A mulher negra, magra e alta aceitou o convite silencioso e sentou-se ao lado dele, despenteando com a mão os cabelos grisalhos do homem com a ternura que uma mãe dedicaria ao filho. O toque brincalhão espalhou uma sensação de paz pelos seus ombros, aliviando o peso do fardo que ele carregava sem perceber.

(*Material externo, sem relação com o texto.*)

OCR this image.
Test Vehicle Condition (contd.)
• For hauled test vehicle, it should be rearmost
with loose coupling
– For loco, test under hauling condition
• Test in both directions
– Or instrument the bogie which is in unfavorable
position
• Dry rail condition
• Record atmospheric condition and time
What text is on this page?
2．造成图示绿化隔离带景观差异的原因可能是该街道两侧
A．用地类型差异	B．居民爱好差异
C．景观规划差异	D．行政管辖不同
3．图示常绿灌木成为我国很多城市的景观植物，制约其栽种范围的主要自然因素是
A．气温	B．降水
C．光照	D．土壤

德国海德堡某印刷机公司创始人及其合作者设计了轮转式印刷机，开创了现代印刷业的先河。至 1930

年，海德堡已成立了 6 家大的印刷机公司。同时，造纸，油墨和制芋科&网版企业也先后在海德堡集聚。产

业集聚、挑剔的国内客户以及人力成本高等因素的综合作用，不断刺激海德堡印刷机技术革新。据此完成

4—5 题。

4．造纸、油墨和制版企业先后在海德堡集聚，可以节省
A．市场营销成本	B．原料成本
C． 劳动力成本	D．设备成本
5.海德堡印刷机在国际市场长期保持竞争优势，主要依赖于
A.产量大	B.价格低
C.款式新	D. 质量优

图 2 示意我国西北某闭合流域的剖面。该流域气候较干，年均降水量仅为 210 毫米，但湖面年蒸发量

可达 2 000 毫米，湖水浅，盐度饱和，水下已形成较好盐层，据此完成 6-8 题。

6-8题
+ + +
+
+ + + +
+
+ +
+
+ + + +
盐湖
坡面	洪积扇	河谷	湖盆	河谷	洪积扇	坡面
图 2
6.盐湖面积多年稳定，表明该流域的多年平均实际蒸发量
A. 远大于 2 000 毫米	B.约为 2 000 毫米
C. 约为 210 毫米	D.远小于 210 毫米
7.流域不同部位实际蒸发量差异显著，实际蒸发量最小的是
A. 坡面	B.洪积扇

John poderia ficar assim por um bom tempo, mas aprendera que as visitas dela tinham sempre um propósito. Durante alguns instantes, ele conteve a própria curiosidade e simplesmente ficou ali, aproveitando o prazer sereno da companhia dela.
– Mãe Eva?
– John.
Mesmo sem olhar, John soube que ela estava sorrindo. Ancestral e poderosa, aquela mulher irradiava uma alegria quase infantil. Com um dos braços, ela o puxou para si e deu um beijo delicado em sua testa.
– Você está aqui há... – começou ela.
– Cem anos, hoje – concluiu John. – Se esse é o motivo da sua vinda, fico grato.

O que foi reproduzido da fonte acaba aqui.